The gynaecologists added: “At the beginning of the pandemic, we all focused primarily on the respiratory symptoms in the course of COVID-19, and on smell and taste disorders.
“Over time, COVID-19 affected more and more people, there was talk about post-covid lung changes or the +covid brain fog+. With time - as doctors - we began to ask ourselves about the impact of all this on genital functions, especially the ovaries.”
To investigate the effects of Covid, researchers took 150 patients between 18-50 years old age.
Dr. Bobiński said: “The participants of the study are women who had a mild course of the disease and received outpatient treatment, as well as patients who were seriously ill and were hospitalised. There are also some participants who have not suffered from COVID-19.
“At the first visit - while the patients were still sick - we took blood to isolate the material to be used for research.

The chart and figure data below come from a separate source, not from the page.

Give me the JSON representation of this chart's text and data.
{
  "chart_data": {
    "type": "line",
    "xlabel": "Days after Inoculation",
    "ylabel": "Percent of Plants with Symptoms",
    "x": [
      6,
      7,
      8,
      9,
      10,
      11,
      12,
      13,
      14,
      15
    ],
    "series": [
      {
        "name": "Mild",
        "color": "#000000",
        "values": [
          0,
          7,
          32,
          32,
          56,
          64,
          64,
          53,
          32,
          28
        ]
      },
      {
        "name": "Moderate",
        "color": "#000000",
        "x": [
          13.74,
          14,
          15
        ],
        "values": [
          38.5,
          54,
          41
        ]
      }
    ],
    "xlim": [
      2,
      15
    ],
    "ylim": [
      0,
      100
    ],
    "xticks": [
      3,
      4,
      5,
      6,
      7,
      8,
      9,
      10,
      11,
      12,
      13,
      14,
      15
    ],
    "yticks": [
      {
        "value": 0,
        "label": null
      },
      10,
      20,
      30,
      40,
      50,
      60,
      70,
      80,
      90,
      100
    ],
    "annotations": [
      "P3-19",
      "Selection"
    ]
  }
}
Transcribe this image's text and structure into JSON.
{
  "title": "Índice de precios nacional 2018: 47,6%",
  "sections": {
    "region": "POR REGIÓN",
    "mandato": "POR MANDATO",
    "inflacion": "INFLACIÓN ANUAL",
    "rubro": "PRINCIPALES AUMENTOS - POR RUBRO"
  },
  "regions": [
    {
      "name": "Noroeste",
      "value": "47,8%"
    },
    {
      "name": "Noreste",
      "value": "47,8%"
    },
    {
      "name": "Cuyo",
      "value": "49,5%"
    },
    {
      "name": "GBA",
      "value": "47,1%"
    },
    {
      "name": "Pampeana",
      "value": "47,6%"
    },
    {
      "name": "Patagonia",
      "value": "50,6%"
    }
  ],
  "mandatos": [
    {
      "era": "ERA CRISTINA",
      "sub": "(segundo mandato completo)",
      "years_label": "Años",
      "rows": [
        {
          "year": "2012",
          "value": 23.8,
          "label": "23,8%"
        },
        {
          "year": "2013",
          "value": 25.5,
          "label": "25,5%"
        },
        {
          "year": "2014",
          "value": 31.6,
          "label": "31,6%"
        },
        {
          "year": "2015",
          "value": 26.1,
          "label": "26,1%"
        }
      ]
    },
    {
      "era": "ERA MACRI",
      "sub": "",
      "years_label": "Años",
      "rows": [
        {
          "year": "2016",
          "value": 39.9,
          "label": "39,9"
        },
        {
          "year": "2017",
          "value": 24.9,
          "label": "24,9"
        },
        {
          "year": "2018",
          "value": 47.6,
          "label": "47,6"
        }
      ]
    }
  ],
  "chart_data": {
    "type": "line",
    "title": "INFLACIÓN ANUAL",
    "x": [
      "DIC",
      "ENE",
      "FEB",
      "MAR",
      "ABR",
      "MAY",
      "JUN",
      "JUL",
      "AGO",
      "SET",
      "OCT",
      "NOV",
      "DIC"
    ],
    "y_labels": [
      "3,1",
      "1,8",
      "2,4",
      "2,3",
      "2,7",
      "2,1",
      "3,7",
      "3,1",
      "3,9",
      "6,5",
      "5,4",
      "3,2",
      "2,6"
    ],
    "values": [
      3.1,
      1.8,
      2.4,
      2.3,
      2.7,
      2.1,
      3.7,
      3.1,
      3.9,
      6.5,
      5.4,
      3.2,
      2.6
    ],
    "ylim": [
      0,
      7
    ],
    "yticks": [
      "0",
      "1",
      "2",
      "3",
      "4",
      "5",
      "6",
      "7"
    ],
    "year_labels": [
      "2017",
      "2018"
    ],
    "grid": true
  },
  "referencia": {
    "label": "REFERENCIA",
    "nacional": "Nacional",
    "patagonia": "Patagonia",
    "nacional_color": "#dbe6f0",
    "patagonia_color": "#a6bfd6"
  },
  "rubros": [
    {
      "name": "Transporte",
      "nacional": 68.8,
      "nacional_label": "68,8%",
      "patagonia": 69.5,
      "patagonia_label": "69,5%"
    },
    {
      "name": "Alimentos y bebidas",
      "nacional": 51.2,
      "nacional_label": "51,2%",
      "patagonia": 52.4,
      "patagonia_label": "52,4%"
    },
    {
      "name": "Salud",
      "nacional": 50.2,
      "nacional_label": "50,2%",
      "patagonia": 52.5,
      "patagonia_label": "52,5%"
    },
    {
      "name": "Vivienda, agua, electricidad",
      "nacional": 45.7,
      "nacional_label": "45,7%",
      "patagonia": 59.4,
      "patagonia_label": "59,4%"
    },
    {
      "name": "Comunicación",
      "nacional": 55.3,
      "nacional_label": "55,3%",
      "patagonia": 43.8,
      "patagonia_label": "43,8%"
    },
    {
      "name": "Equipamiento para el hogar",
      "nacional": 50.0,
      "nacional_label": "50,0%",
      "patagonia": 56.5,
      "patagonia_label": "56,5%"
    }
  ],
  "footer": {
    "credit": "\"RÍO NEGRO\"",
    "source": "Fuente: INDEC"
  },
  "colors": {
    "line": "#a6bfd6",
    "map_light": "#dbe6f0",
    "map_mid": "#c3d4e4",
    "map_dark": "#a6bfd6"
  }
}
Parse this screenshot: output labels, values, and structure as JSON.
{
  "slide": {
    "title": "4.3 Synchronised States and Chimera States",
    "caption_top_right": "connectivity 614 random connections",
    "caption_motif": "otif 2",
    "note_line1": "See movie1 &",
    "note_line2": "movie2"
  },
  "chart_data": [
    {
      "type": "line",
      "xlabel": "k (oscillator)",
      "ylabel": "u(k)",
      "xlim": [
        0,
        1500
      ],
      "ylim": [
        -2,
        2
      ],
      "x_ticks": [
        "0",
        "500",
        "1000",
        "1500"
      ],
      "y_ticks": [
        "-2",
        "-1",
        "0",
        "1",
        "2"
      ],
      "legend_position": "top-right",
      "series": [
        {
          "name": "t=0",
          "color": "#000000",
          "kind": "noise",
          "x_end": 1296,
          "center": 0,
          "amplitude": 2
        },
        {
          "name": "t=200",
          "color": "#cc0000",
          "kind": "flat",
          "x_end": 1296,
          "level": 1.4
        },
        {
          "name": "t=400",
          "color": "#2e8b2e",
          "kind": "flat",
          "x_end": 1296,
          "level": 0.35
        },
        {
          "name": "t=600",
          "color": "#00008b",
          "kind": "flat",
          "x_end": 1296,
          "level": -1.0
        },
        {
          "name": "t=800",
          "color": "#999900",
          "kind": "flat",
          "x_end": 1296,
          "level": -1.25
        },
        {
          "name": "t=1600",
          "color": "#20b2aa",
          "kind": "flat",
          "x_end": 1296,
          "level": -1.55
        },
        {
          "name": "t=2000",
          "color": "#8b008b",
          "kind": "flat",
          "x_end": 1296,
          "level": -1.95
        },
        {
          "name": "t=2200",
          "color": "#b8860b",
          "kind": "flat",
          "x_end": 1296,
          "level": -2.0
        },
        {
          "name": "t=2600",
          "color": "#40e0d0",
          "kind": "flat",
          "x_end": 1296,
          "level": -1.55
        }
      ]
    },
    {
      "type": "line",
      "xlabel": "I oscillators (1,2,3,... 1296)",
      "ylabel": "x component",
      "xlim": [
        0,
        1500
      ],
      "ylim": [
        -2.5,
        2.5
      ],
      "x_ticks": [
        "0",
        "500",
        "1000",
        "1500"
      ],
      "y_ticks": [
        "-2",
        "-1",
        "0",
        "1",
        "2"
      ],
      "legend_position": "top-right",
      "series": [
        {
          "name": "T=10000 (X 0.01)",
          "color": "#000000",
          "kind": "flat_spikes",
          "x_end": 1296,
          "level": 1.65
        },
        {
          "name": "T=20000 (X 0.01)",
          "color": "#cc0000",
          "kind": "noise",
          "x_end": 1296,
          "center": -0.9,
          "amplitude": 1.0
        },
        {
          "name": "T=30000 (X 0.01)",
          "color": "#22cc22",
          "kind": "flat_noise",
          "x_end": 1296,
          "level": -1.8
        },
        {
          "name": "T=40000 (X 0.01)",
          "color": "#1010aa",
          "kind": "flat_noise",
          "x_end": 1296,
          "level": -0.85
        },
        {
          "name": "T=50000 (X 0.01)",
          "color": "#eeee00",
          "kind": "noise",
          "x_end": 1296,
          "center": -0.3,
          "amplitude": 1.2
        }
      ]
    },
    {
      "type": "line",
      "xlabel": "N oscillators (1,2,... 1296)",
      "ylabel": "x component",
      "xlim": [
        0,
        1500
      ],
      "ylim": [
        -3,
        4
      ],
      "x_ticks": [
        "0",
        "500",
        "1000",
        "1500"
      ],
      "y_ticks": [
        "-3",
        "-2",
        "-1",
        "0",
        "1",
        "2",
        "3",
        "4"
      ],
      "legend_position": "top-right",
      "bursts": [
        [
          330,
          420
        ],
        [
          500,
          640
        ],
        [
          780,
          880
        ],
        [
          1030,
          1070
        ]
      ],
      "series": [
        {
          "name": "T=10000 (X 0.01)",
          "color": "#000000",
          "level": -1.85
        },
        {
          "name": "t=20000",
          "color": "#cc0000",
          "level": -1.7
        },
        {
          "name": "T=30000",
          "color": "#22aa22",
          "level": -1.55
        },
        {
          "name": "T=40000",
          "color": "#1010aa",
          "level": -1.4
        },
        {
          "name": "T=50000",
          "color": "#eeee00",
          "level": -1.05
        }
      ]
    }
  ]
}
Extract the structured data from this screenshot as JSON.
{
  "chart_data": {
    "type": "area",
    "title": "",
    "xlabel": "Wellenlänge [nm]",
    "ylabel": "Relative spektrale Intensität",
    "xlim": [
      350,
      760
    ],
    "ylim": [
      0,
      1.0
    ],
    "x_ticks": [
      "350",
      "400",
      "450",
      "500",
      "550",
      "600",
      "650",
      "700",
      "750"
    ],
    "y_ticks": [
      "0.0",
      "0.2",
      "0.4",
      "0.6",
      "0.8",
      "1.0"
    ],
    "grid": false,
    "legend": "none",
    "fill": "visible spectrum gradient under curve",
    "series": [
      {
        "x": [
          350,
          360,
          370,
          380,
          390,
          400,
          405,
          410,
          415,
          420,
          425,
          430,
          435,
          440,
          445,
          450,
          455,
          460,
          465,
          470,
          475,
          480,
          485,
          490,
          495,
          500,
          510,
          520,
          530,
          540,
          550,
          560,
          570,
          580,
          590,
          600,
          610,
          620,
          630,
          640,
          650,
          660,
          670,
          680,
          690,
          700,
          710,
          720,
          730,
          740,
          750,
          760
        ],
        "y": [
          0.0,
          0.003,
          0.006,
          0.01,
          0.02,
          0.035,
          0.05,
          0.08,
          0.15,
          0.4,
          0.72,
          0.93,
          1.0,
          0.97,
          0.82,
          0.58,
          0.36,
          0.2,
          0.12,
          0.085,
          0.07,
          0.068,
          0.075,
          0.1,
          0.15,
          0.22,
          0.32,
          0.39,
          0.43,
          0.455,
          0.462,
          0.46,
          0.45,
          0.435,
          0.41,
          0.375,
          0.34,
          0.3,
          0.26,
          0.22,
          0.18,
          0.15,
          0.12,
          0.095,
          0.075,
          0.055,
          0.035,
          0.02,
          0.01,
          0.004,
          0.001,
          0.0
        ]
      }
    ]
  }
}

Then, 30 days after recovery, we invited the women to a gynaecological visit, which consisted of gynaecological examination, cytology, ultrasound examination.
“We also took material for scientific research in the form of blood serum, urine, material from the uterine cavity.
“Such visits are now periodic. The collected material will be analysed in detail to compare these results over time, check the differences, also in terms of possible pregnancies.”
He added that the key will be tests of hormones related to sexual activity and an AMH hormone test that allows to determine the level of ovarian reserves, i.e. the maturation capability of eggs, thus determining the potential possibility of getting pregnant.
He said: “We also plan to carry out immunological assessment of patients, as well as the analysis of other hormones, e.g. oxytocin, prolactin. The range of tests will depend on financing, on grants that we apply for, for example to the National Science Centre. We plan to do our research in stages, hence it can take up to several years.”
Dr. Bobiński continued: “It was surprising to us that in patients a month after recovery we do not observe any differences in their self-assessment of sexuality compared to healthy patients.
“It might seem that getting sick with COVID-19 was such a stressful event that it would translate into sexual restrictions. However, in our studied group this did not happen.”
He added that although an initial hypothesis suggests that “the ovarian function is disrupted by having an acute infection…this is only my intuition, and in medicine you can not rely on intuition. At this point it is difficult to predict the results of our research.”